Sogar Paxton, der Idiot, spielt heute besser als ich.

Die Wunde an meinem Bauch ist so gut wie verheilt, aber die Narbe, die nun zu sehen ist, zeige ich überhaupt nicht gern. Ich bin beinahe der Einzige auf dem Basketballfeld, der ein T-Shirt trägt, während alle andere Spieler oberkörperfrei sind, was den Cheerleaderinnen sehr zu gefallen scheint.

Maya ist glücklicherweise auch da.

Sie sitzt auf der Tribüne, hält ein aufgeschlagenes Buch in den Händen und sieht nur mich an. Immer wenn ich es merke, tut sie so, als wäre sie vollkommen in die Geschichte vertieft, aber ich weiß es besser und muss jedes Mal grinsen. Seit einer Stunde stelle ich mir vor, dass sie meinetwegen hier ist und nicht auf Stacey wartet, weil dieser Gedanke weitaus erfreulicher ist als die Gedanken von meinem Dad.

Als wir nach dem Training alle verschwitzt und erschöpft in die Umkleide gehen, ignoriere ich das leichte Stechen an meinem Bauch. Die Narbe ist zwar vollkommen verheilt, aber extrem empfindlich. Ich hoffe wirklich, sie wird jetzt nicht den ganzen Tag unangenehm schmerzen.

Ich bin der Letzte des Teams, der sich umzieht. Während ich mir die nassen Haare nach hinten streiche, werfe ich im Spiegel einen Blick auf die Narbe und seufze tief. Ich bin keineswegs eitel, eher stört es mich, dass ich jedes Mal an Roamer mit seinem Messer erinnert werde, wenn ich mich ansehe. Wäre ich damals klug gewesen, hätte ich die Wunde von einem Arzt und nicht von Abraham nähen lassen, aber ich wollte nicht, dass Porter für die Kosten aufkommt. Ich wünschte, ich würde mir manchmal mehr helfen lassen.

»Sie sieht nicht so schlimm aus, wie du denkst, weißt du?«, ertönt es auf einmal hinter mir.

Überrascht drehe ich mich zu Maya um, die an einem der Spinde lehnt und ihr Buch an ihre Brust gedrückt hat. Sie wird ein wenig rot, als sie mich ansieht, dabei trage ich bereits eine Hose und bin nicht vollkommen nackt.

Mich hat tatsächlich noch nie jemand so angesehen wie sie.

Meistens waren die Blicke der Mädchen nur gierig, aber Mayas Augen sind voller Liebe und Aufregung, wodurch auch mein Herz schneller schlägt.
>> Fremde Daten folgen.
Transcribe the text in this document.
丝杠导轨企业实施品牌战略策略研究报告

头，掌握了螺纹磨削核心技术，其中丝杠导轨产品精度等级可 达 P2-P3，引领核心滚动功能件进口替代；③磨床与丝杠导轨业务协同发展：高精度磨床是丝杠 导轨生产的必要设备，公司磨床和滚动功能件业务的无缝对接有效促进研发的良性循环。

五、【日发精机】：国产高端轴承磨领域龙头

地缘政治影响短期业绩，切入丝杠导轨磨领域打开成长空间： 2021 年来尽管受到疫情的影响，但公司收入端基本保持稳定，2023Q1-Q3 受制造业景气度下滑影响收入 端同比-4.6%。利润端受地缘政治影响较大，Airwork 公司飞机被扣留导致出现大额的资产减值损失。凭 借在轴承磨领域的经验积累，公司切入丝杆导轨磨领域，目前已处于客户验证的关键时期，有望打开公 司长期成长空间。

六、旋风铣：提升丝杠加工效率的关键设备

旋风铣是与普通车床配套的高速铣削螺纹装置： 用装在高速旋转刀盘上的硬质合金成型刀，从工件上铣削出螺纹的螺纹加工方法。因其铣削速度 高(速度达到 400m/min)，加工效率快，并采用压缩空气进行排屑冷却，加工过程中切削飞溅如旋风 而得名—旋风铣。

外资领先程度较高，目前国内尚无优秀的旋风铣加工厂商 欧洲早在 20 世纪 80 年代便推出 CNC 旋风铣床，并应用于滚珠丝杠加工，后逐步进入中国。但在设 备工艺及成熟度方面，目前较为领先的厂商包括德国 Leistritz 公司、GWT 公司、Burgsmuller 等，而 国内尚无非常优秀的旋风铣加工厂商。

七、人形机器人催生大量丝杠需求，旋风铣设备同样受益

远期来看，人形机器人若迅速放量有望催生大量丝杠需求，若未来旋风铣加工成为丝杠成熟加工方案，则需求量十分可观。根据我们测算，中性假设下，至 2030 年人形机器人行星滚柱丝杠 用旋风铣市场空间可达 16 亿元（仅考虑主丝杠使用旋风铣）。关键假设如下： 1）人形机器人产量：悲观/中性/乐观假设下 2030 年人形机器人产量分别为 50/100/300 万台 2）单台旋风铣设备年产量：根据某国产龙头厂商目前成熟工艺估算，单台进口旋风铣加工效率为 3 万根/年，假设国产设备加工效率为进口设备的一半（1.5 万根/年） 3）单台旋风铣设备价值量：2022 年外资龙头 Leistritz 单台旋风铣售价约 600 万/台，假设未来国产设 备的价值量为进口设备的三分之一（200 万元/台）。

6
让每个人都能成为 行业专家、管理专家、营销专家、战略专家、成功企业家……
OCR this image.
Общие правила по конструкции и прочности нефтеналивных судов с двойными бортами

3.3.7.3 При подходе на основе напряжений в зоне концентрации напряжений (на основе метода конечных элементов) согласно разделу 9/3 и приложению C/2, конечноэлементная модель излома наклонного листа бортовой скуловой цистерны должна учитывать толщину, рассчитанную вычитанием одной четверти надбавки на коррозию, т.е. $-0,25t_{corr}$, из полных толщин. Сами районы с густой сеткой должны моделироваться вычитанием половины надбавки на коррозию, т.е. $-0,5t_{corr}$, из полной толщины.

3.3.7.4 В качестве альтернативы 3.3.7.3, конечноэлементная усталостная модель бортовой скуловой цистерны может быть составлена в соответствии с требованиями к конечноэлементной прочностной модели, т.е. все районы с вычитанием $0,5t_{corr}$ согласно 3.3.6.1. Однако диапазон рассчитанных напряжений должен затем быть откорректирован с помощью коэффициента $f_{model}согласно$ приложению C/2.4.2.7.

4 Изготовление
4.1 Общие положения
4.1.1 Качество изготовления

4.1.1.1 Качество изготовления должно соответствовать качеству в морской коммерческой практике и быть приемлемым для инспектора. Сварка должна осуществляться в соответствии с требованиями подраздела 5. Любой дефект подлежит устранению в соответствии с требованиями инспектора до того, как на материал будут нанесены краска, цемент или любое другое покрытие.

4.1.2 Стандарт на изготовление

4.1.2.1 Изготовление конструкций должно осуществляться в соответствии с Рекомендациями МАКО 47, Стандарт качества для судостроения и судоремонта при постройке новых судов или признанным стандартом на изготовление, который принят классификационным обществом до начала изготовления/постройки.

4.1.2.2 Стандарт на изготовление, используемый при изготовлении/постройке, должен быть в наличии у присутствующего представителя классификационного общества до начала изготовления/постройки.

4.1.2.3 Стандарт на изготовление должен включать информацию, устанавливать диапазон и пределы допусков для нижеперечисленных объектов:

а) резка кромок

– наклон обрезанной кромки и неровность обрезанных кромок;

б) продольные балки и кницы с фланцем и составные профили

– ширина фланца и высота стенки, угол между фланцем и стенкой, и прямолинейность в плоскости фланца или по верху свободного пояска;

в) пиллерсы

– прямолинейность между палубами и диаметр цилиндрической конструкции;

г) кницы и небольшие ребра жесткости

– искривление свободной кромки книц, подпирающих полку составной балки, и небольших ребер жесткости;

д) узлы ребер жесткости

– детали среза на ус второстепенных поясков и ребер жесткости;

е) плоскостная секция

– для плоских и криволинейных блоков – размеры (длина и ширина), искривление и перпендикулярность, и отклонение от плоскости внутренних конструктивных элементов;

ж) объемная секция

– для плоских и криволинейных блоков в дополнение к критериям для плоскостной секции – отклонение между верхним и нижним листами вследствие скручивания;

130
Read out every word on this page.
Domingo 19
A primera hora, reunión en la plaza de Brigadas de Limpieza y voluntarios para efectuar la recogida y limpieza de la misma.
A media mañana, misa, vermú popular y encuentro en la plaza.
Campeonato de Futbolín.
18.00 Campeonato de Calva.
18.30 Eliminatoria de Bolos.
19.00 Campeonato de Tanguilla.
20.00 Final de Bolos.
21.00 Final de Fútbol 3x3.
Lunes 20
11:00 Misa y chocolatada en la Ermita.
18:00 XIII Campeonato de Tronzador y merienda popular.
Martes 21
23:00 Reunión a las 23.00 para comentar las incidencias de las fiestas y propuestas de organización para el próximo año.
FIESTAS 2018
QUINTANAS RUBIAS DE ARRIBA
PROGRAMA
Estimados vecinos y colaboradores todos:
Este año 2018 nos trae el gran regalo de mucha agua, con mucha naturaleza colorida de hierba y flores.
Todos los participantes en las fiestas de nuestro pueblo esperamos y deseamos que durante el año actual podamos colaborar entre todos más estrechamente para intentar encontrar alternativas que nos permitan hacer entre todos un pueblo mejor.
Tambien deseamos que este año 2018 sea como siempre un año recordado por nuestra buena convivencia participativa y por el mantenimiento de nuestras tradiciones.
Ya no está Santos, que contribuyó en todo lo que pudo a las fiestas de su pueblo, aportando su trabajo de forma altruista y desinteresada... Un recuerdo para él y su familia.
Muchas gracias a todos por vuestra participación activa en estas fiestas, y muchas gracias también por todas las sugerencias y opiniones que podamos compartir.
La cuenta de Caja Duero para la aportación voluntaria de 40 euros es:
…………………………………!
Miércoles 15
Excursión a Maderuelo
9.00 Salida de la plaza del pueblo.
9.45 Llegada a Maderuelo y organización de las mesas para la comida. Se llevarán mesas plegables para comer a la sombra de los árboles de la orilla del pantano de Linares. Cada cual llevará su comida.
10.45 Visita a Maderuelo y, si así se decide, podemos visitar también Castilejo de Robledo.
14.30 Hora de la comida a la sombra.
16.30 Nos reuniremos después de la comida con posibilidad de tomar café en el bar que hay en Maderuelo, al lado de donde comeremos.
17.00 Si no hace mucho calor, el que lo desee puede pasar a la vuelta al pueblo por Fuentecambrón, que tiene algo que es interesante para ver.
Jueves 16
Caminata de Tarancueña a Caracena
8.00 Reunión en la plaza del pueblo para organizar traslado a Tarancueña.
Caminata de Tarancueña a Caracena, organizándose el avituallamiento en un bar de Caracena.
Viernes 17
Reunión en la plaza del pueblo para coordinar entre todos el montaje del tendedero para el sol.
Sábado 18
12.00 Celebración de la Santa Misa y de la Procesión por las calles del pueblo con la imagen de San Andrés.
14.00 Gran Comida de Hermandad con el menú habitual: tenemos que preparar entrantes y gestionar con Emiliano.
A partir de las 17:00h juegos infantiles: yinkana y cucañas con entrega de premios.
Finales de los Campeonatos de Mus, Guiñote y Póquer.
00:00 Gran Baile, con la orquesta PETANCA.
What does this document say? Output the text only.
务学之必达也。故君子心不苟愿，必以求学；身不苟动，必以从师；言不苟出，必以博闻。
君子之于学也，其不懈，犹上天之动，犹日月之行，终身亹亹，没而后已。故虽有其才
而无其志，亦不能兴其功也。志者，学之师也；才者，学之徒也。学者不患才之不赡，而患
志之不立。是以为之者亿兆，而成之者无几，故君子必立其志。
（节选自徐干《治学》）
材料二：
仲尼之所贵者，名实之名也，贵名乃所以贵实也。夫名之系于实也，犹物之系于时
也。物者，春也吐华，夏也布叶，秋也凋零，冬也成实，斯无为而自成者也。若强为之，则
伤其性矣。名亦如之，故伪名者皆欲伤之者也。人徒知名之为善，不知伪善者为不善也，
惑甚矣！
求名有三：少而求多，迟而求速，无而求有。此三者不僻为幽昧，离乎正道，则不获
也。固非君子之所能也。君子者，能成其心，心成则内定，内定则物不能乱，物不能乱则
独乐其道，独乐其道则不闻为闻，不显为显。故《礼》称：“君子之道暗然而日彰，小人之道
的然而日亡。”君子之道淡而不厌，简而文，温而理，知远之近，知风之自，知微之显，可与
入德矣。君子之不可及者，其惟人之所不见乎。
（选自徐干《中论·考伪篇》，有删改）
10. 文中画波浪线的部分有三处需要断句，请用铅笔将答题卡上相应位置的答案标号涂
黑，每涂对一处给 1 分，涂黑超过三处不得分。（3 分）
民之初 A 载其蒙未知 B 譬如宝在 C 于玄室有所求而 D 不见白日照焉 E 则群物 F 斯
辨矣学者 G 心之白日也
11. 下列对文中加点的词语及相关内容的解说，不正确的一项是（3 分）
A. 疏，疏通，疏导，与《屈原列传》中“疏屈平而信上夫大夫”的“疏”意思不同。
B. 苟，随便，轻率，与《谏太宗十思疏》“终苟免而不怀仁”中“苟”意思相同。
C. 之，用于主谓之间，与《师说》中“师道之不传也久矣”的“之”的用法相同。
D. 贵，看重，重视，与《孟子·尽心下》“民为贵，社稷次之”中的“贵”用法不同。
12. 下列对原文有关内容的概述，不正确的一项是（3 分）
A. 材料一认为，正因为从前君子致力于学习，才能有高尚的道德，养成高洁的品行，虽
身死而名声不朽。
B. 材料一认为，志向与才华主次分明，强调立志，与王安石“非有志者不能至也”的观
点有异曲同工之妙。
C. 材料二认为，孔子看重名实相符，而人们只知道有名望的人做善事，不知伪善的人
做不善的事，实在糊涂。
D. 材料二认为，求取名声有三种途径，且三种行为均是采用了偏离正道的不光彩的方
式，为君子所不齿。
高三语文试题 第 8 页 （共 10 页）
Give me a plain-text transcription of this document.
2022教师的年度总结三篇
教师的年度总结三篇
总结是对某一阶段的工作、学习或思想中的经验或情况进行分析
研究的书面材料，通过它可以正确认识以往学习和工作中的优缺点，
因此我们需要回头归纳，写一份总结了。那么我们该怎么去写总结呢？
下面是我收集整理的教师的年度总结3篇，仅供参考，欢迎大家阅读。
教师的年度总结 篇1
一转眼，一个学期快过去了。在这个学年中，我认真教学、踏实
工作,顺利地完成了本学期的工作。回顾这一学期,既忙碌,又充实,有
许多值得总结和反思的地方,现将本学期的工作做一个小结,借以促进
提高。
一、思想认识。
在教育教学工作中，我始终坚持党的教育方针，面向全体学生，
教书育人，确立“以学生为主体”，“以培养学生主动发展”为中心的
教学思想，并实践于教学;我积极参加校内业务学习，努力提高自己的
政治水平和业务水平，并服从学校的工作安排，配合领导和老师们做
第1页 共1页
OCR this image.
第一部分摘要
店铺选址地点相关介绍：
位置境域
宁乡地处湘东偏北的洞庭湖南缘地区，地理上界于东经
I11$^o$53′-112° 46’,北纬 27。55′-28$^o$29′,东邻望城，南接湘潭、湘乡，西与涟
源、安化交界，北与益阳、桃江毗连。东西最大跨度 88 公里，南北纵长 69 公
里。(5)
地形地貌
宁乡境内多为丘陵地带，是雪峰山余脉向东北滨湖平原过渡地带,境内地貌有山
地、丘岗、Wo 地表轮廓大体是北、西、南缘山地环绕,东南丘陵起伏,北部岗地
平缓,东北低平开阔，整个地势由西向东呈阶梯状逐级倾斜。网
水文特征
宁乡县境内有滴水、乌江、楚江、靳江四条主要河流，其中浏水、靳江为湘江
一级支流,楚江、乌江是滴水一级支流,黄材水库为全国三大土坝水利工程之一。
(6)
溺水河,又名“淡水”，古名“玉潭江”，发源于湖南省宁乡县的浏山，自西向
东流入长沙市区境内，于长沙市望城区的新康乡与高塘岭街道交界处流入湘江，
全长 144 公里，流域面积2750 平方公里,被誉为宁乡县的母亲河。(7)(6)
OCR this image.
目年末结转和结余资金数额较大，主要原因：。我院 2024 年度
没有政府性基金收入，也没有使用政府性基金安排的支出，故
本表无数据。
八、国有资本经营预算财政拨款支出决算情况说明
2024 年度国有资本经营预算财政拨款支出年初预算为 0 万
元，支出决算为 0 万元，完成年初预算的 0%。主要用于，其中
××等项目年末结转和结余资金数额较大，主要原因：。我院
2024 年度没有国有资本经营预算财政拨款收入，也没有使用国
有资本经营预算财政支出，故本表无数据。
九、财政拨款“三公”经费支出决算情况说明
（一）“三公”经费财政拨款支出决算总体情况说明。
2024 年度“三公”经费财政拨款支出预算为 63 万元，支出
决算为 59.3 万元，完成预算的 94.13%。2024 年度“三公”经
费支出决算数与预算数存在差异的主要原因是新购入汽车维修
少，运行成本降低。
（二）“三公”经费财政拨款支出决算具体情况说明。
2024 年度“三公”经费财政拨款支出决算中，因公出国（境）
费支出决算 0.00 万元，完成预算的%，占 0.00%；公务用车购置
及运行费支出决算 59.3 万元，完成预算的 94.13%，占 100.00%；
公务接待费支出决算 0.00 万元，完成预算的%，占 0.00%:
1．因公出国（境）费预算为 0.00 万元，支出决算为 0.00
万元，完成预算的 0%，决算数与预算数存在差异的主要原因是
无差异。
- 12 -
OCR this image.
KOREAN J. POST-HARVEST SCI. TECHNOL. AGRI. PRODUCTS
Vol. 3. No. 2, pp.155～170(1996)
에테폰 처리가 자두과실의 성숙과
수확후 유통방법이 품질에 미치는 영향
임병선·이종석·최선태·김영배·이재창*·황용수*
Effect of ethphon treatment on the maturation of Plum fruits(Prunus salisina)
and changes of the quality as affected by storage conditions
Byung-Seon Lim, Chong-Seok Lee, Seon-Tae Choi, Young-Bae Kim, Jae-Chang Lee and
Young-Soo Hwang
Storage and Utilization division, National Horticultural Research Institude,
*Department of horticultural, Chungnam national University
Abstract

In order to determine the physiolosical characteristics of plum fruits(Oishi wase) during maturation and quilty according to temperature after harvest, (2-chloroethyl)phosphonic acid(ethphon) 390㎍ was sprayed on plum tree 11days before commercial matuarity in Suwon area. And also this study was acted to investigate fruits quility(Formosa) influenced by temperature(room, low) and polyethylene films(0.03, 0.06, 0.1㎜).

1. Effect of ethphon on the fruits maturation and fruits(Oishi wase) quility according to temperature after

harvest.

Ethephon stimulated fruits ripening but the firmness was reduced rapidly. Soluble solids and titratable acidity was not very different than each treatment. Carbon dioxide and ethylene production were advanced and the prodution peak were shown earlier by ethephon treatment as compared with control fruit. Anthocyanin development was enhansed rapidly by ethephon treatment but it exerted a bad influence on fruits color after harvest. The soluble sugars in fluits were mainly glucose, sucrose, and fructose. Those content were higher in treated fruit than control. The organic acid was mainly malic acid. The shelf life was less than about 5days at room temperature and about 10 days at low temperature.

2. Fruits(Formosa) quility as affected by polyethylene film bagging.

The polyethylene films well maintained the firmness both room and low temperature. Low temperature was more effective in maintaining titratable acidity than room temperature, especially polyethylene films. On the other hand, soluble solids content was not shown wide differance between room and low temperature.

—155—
Ich muss dagegen ankämpfen, sie mir einfach zu schnappen, auf das Waschbecken zu setzen und sie zu küssen. Es ist wirklich schwer in ihrer Nähe zu sein, aber das ist allein meine Schuld. Ich bin derjenige, der es verkompliziert, aber ich kann nicht anders, als gleichzeitig an Porter und Dads Ratschläge zu denken, wenn ich sie anschaue.